On Oct. 11, the U.S. Supreme Court will hear arguments in the case of National Pork Producers Council v. Ross, a case that will likely determine the power of states to impose minimum animal welfare standards for animal products sold in their state. Many court observers were surprised to learn that the court had granted a writ of certiorari in this case as the same set of justices had rejected a similar petition challenging the same law in 2021. But perhaps because the petitioners learned from the denial of certiorari in the previous case, they were able to craft arguments that resulted in the court agreeing to hear the challenge this time around.
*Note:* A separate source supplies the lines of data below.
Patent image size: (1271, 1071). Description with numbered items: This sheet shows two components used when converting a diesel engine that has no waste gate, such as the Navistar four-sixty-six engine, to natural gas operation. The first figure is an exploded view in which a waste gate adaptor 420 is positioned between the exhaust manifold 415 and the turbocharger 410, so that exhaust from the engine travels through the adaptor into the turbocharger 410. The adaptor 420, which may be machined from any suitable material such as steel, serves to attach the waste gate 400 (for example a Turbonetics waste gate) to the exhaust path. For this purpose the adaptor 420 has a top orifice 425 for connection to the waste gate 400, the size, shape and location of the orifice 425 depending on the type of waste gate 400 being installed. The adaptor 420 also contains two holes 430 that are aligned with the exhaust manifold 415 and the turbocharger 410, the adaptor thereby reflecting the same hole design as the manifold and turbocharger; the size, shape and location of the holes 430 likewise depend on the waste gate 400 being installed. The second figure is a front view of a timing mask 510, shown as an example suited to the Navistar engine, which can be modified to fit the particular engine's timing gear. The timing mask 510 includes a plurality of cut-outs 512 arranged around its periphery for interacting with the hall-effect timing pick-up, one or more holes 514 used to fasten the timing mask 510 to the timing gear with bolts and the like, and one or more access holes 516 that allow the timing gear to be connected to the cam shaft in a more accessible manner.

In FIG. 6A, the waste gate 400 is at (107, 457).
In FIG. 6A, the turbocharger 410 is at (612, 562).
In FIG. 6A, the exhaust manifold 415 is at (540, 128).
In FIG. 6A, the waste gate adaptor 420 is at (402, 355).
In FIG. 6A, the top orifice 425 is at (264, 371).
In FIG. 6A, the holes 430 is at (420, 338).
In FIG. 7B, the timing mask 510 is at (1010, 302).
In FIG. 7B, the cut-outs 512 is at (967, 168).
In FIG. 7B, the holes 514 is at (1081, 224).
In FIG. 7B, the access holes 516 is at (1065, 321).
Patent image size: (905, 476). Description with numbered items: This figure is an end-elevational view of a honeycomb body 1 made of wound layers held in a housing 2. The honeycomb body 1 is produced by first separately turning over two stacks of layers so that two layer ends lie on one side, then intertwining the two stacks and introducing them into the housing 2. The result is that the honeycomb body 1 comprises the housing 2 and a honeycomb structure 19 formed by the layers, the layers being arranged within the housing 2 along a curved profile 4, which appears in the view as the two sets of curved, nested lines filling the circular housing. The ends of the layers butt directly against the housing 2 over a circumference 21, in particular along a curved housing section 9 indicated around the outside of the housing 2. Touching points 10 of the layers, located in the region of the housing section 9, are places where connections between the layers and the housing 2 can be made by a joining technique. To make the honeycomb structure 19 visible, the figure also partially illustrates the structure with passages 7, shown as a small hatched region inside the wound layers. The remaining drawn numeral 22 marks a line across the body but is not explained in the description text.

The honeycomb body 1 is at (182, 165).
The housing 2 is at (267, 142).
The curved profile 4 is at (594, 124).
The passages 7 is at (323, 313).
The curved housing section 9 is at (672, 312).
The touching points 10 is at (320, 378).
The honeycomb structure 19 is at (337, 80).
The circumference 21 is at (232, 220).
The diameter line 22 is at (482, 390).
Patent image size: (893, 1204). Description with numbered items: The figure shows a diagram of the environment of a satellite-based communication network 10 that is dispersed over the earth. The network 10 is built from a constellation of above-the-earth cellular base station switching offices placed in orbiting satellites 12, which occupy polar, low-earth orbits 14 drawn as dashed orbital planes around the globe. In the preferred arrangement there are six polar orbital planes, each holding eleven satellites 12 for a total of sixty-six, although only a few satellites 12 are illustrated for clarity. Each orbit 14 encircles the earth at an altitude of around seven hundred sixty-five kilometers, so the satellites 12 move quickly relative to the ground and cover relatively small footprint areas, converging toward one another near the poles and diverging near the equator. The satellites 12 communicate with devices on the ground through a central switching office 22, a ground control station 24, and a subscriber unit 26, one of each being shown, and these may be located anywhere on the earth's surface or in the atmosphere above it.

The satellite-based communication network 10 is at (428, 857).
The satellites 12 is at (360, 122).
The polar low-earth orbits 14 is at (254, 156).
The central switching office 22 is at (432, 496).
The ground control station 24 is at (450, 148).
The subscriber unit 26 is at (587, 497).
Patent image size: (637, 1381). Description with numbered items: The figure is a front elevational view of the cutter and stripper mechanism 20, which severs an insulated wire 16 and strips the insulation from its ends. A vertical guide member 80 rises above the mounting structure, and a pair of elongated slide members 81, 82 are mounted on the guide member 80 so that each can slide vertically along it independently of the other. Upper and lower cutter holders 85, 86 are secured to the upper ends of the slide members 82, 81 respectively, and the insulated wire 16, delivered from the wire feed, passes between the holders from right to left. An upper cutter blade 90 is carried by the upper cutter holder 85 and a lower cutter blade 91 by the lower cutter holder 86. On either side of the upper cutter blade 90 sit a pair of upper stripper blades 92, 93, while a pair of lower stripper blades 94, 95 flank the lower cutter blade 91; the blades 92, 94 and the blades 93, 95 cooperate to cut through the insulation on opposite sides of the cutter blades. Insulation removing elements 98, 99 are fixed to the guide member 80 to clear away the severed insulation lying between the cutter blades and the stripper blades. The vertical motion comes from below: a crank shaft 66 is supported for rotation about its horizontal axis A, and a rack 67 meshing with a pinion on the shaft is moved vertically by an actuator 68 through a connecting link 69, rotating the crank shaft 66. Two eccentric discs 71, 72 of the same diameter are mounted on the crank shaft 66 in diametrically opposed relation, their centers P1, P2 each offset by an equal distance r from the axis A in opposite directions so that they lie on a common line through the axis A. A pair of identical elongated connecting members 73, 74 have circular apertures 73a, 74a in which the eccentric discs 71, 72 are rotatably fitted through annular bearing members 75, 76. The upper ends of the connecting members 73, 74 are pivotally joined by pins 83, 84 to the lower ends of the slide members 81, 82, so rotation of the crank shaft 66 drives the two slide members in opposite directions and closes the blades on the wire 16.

It surprises many people to learn that there are no federal standards whatsoever for how animals must be housed, fed or cared for while being raised on farms or inc oncentrated animal feeding operations (CAFOs more commonly referred to as factory farms). No federal statute or regulation mandates any level of animal welfare for cattle, dairy cows, veal calves, pigs, chickens or any other animal raised for food. Federal law does not step in until the animals get on a slaughter truck. Then, there are exceedingly weak and nearly irrelevant standards for animals being transported to slaughter, the 28 Hour Law, 49 U.S.C. Section 80502, and a broad requirement that some animals need to be rendered insensible to pain prior to slaughter, the Humane Methods of Slaughter Act (HMSA), 7 U.S.C. Sections 1901-1907. The HMSA affords no protection at all for poultry or rabbits slaughtered for food.